Oko huraganu Melissa przeszło już nad Jamajką, ale jego ogon wciąż może wyrządzić szkody. Narodowe Centrum Huraganów ostrzega, że na wyspie może spaść jeszcze od 7 do 15 centymetrów deszczu. To oznacza, że suma opadów w niektórych obszarach - szczególnie w górzystych rejonach centralnej części wyspy - przekroczy 60 centymetrów.
W sieci pojawia się też nieprawdziwe, np. wygenerowane przez AI, zdjęcia, które mają rzekomo pokazywać skutki przejścia huraganu Melissa.
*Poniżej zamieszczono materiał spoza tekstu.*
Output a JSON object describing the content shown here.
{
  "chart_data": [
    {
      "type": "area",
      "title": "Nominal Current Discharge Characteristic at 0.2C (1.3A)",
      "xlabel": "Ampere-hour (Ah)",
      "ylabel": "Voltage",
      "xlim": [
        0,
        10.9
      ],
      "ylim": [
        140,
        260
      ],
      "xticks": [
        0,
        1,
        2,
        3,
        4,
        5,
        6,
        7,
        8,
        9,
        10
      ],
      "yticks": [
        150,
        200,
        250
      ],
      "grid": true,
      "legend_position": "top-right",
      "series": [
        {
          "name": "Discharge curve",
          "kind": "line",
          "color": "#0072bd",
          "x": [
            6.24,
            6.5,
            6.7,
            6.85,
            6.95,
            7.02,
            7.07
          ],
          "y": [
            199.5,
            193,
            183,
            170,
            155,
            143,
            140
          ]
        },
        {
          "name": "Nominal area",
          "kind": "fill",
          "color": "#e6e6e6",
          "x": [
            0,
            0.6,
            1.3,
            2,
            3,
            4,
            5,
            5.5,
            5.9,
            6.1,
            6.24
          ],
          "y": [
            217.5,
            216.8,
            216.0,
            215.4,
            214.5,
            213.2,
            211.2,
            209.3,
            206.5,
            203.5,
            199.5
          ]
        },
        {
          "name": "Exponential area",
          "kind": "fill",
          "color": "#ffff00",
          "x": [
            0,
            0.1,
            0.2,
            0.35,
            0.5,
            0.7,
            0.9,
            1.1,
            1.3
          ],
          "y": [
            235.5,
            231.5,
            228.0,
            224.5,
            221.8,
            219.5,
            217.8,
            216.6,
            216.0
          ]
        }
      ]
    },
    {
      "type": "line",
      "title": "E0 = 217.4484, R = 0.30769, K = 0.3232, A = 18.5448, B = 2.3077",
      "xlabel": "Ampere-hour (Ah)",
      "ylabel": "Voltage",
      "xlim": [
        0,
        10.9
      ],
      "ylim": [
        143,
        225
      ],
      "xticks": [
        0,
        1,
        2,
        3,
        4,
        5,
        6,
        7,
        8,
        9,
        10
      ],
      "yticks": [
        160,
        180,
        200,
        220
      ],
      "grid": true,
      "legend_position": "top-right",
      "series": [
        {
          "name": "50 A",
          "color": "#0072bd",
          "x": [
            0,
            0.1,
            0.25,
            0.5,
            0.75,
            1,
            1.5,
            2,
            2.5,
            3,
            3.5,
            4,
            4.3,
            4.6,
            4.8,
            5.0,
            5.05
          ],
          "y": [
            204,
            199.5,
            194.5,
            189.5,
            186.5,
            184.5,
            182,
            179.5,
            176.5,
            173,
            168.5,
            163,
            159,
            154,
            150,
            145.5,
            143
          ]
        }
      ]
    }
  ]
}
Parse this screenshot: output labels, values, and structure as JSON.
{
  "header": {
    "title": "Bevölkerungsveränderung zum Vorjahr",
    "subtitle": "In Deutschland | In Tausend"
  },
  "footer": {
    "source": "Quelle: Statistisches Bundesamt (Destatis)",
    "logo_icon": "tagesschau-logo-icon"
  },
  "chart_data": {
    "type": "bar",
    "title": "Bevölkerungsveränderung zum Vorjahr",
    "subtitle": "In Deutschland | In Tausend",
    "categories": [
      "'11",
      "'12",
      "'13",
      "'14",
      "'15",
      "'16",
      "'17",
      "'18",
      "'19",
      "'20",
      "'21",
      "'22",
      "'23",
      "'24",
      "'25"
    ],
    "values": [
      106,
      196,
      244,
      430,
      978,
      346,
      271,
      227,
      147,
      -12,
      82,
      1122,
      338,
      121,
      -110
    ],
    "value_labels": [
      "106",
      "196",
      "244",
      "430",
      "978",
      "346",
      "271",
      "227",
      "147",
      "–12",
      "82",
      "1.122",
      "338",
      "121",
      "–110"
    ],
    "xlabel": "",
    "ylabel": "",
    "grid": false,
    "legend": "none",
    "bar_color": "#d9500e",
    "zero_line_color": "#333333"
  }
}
Jednym z nich jest zdjęcie rekina, pływającego między domami na Jamajce. Meteorolog Fox New ostrzega, że jest to "fake".
Przedstawiciele władz Bahamów apelują do ludzi o zadbanie o swoje bezpieczeństwo. Huragan ma dotrzeć w te rejony dziś po południu czasu lokalnego.
- To ostatnia szansa aby znaleźć schronienie - powiedział Leon Lundy, minister ds. zarządzania ryzykiem klęsk żywiołowych, podczas konferencji prasowej.
Według władz z południowych Bahamów ewakuowano dotąd 1348 mieszkańców.
Jak podaje Reuters, ulewne deszcze nawiedziły drugie co do wielkości miasto Kuby, Santiago de Cuba już na kilka godzin przed uderzeniem huraganu Melissa, które nastąpiło ok. godz. 4 rano.
Według AccuWeather jest to trzeci najpotężniejszy huragan obserwowany na Karaibach po Wilmie w 2005 roku i Gilbercie w 1988 roku.
Kobieta mieszkająca w pobliżu stolicy Jamajki, Kingston, opowiedziała w rozmowie z CNN, jak ona i jej 11-letnie dziecko przetrwali "straszną" noc, gdy wyspę nawiedził huragan Melissa.
- Słyszeć wycie wiatru na zewnątrz, słyszeć ryk morza, zastanawiać się, co będzie dalej, widzieć przewracające się drzewa, różne przedmioty latające na wietrze.. to było przerażające - relacjonowała.
W sieci pojawiają się kolejne nagrania z różnych części Jamajki. Widać na nich przerażającą siłę żywiołu.
Od momentu dotarcia do lądu w pobliżu miasta Chivirico w południowo-wschodniej Kubie, Melissa dociera na północny wschód wyspy. Jak podaje BBC, huragan przemieszcza się powoli, z prędkością 8 km/h.
Zgodnie z przewidywaniami, przejdzie później przez centralne Bahamy, a w czwartek wieczorem zbliży się do Bermudów, stając się huraganem kategorii 1.